TOWARDS EARLY AND ACCURATE DISEASE DETECTION THROUGH MULTIMODAL PREDICTIVE MODELING: FUSION OF ELECTRONIC HEALTH RECORDS, MEDICAL IMAGING, AND OMICS DATA USING INTERPRETABLE MACHINE LEARNING
Keywords:
Multimodal data, predictive modeling, early disease detection, deep learning, data fusion, interpretability, missing modalitiesAbstract
Early detection of disease is a cornerstone for improving patient outcomes, reducing costs, and enabling preventative interventions. Traditional predictive models often rely on a single type of data (e.g., imaging, clinical labs, or genomics). However, human health is inherently multimodal, involving a variety of data sources such as electronic health records (EHRs), medical imaging, wearable sensor data, genomics, and clinical notes.
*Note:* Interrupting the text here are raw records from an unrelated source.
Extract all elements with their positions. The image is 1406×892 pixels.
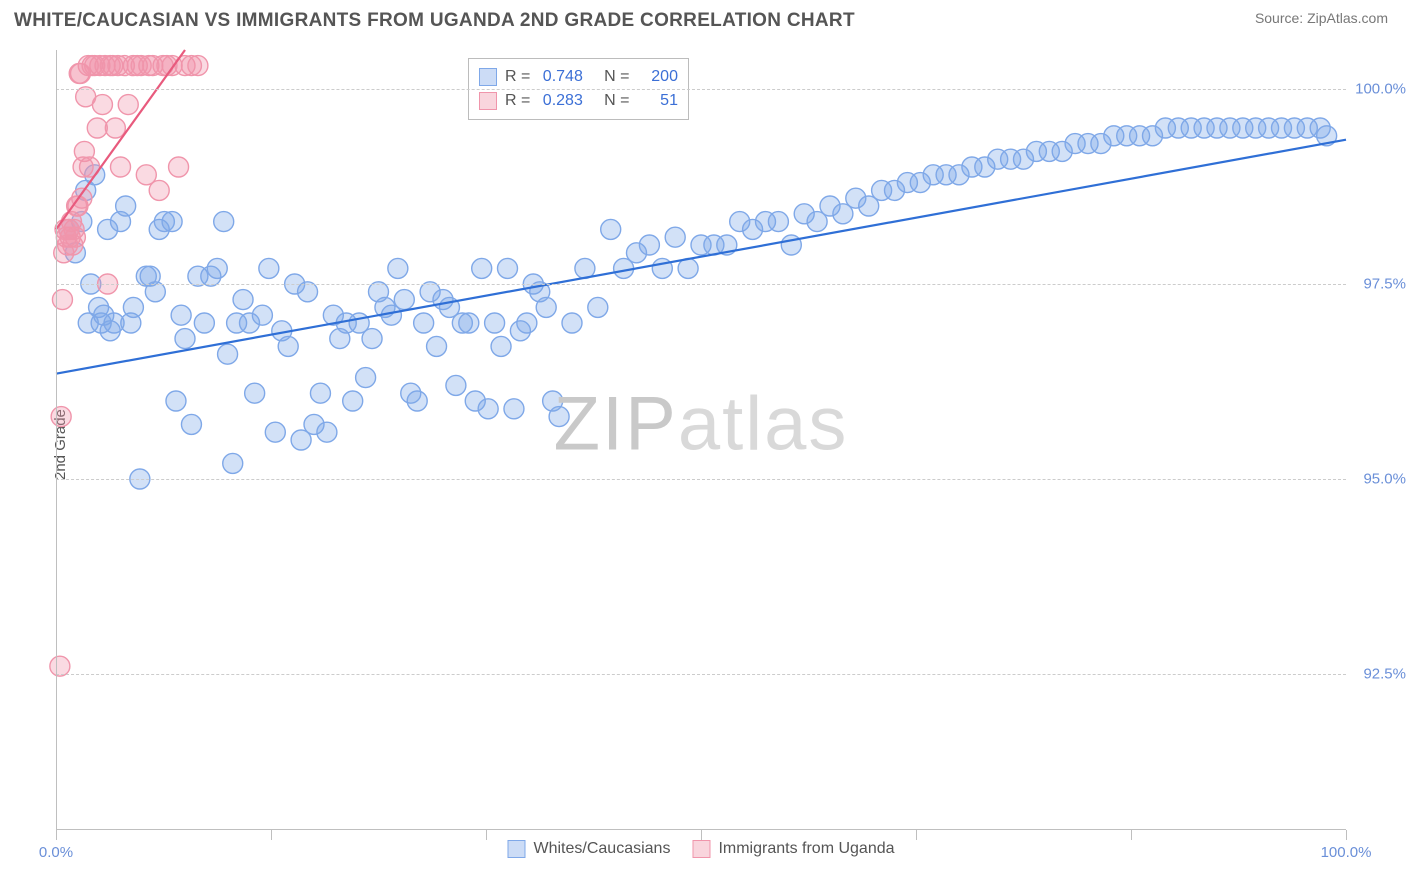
stats-legend-row: R = 0.748 N = 200 — [479, 65, 678, 89]
scatter-point — [491, 336, 511, 356]
scatter-point — [65, 227, 85, 247]
scatter-point — [87, 118, 107, 138]
scatter-point — [188, 56, 208, 76]
scatter-point — [118, 95, 138, 115]
scatter-point — [207, 258, 227, 278]
x-tick — [271, 830, 272, 840]
n-value: 51 — [642, 89, 678, 113]
gridline-h — [56, 674, 1346, 675]
scatter-point — [394, 290, 414, 310]
legend-swatch — [479, 92, 497, 110]
scatter-point — [181, 414, 201, 434]
y-tick-label: 92.5% — [1352, 666, 1406, 683]
n-value: 200 — [642, 65, 678, 89]
scatter-point — [171, 305, 191, 325]
x-tick — [1346, 830, 1347, 840]
scatter-point — [472, 258, 492, 278]
scatter-point — [362, 329, 382, 349]
series-legend: Whites/Caucasians Immigrants from Uganda — [507, 840, 894, 858]
r-value: 0.283 — [543, 89, 583, 113]
scatter-point — [162, 212, 182, 232]
scatter-point — [111, 157, 131, 177]
scatter-point — [105, 118, 125, 138]
scatter-point — [317, 422, 337, 442]
scatter-point — [218, 344, 238, 364]
scatter-point — [169, 157, 189, 177]
trend-line — [56, 140, 1346, 374]
scatter-point — [588, 297, 608, 317]
scatter-point — [517, 313, 537, 333]
scatter-point — [116, 196, 136, 216]
x-tick — [56, 830, 57, 840]
scatter-point — [356, 368, 376, 388]
scatter-point — [310, 383, 330, 403]
scatter-point — [536, 297, 556, 317]
series-legend-item: Immigrants from Uganda — [692, 840, 894, 858]
scatter-point — [446, 375, 466, 395]
x-tick — [701, 830, 702, 840]
x-tick — [486, 830, 487, 840]
scatter-point — [478, 399, 498, 419]
scatter-point — [414, 313, 434, 333]
scatter-point — [504, 399, 524, 419]
scatter-point — [149, 180, 169, 200]
x-tick-label: 0.0% — [39, 844, 73, 861]
scatter-point — [665, 227, 685, 247]
scatter-point — [265, 422, 285, 442]
scatter-point — [245, 383, 265, 403]
scatter-point — [72, 188, 92, 208]
scatter-point — [166, 391, 186, 411]
y-axis — [56, 50, 57, 830]
gridline-h — [56, 479, 1346, 480]
x-tick-label: 100.0% — [1321, 844, 1372, 861]
scatter-point — [407, 391, 427, 411]
scatter-point — [51, 407, 71, 427]
scatter-point — [549, 407, 569, 427]
y-tick-label: 97.5% — [1352, 276, 1406, 293]
legend-swatch — [507, 840, 525, 858]
scatter-point — [768, 212, 788, 232]
scatter-point — [388, 258, 408, 278]
scatter-point — [233, 290, 253, 310]
scatter-point — [601, 219, 621, 239]
y-tick-label: 95.0% — [1352, 471, 1406, 488]
chart-container: 2nd Grade ZIPatlas R = 0.748 N = 200R = … — [50, 50, 1350, 830]
legend-swatch — [479, 68, 497, 86]
scatter-point — [498, 258, 518, 278]
scatter-point — [175, 329, 195, 349]
plot-area: ZIPatlas R = 0.748 N = 200R = 0.283 N = … — [56, 50, 1346, 830]
scatter-point — [259, 258, 279, 278]
scatter-point — [223, 453, 243, 473]
series-name: Immigrants from Uganda — [718, 840, 894, 858]
scatter-point — [92, 95, 112, 115]
chart-title: WHITE/CAUCASIAN VS IMMIGRANTS FROM UGAND… — [14, 10, 855, 32]
y-tick-label: 100.0% — [1352, 81, 1406, 98]
scatter-point — [639, 235, 659, 255]
series-name: Whites/Caucasians — [533, 840, 670, 858]
scatter-point — [427, 336, 447, 356]
n-label: N = — [591, 65, 634, 89]
legend-swatch — [692, 840, 710, 858]
x-tick — [916, 830, 917, 840]
r-label: R = — [505, 89, 535, 113]
gridline-h — [56, 89, 1346, 90]
series-legend-item: Whites/Caucasians — [507, 840, 670, 858]
r-label: R = — [505, 65, 535, 89]
scatter-point — [214, 212, 234, 232]
plot-svg — [56, 50, 1346, 830]
stats-legend-row: R = 0.283 N = 51 — [479, 89, 678, 113]
source-label: Source: ZipAtlas.com — [1255, 10, 1388, 26]
gridline-h — [56, 284, 1346, 285]
r-value: 0.748 — [543, 65, 583, 89]
scatter-point — [485, 313, 505, 333]
scatter-point — [278, 336, 298, 356]
scatter-point — [343, 391, 363, 411]
scatter-point — [459, 313, 479, 333]
x-tick — [1131, 830, 1132, 840]
scatter-point — [123, 297, 143, 317]
n-label: N = — [591, 89, 634, 113]
scatter-point — [562, 313, 582, 333]
scatter-point — [252, 305, 272, 325]
scatter-point — [194, 313, 214, 333]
Integrating these heterogeneous modalities into unified predictive models offers a path to richer, more accurate, and more robust disease detection. In this paper, we present a comprehensive survey of methods in multimodal predictive modeling for early disease detection, illustrate architectural patterns and fusion strategies, discuss challenges (e.g. missing modalities, interpretability, generalizability, bias), and highlight promising directions. We also propose a reference architecture for developing such systems and suggest evaluation best practices.